The “I” that speaks is strongest in fiction, where the writer, the creator, amplifies the voice through techniques.
She can isolate the voice by creating only the character and no Other. Or she can cram a story with characters but use point of view to focus the reader only on the “I” speaking.
She can also put the “I” in claustrophobic relations with a “you,” who can be the reader privileged with unprecedented access to the “I”.
If the writer bleeds enough into the story, the “you” can feel deep enough empathy for the “I” to close the distance until, merging with the “I,” there is only the “I” once more, no Other.
The stories I like best keep the distance. The “I” and the “you” can dance closely, even have a dalliance, but preserve their solitude. How else can one hear the voice?
I recently wrote a series of stories—allegory to my literary friends, a very short story for my generation—about moons and dictators. And the sea.
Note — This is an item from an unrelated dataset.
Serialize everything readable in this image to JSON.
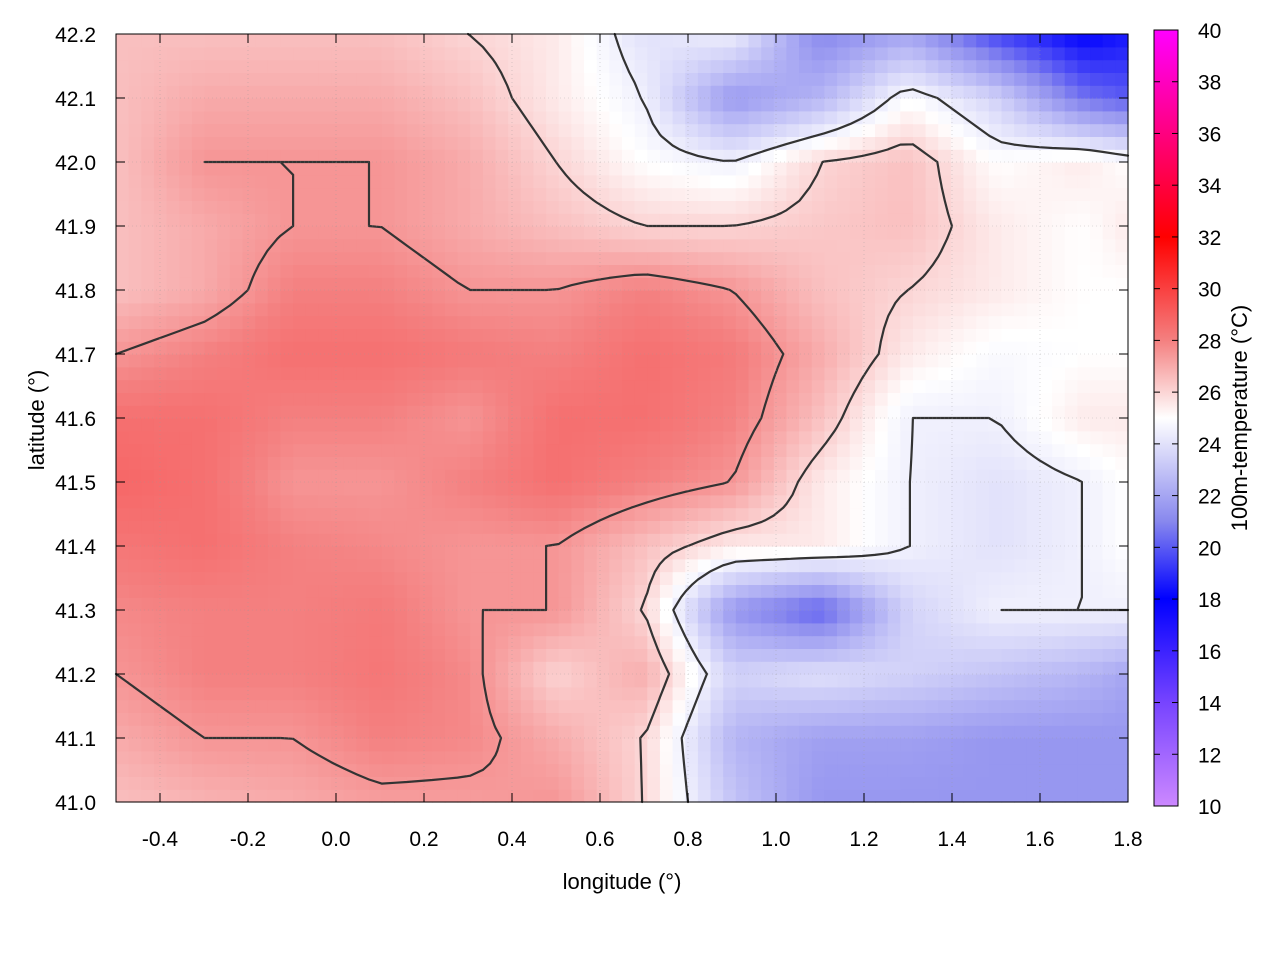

There are two great mysteries I retain an unequivocal awe for: the moon and the sea. The first story was written in August, “Buwan ng Wika (Month of the National Language).” August is also History Month.
There is no voice without language. No one exists outside of history.
The first story about the last dictator came as I stood by an upstairs window, watching the moon. “Buwan, buwan (moon).”
While August gifts us with language and history—expression and context—September 21, 1972 stilled the voices of Filipinos, including at least 92,607 victims of torture, summary execution, disappearance, and public order violation arrests from September 1972 until February 1986—the 14-year dictatorship of Ferdinand Marcos.
This is according to the “Statistical Summary of Human Rights Abuses,” part of the Ferdinand Marcos Human Rights Litigation collection of the University of Hawai’i at Manoa’s School of Law Library, which acquired the papers of the late Jon Van Dyke, who helped martial law survivors seek compensatory damages from the Marcos Estate.
According to the University of Hawai’i, the Marcos papers remain important because “the issue of Martial Law has not been rectified in the Philippines.”
Indeed. Congress passed this week a bill declaring Marcos’s birthdate of September 11 as a non-working holiday in Ilocos Norte. If the Senate approves its own version, President Rodrigo Duterte will sign this into law as surely as the moon is framed by the upstairs window, as buwan ng Agosto is followed by buwan ng Septyembre, as voice is stilled by repression.
The great postcolonial undead in our collective narrative, Ferdinand Marcos is the “you” surfacing the “I” that should never forget, never be silent.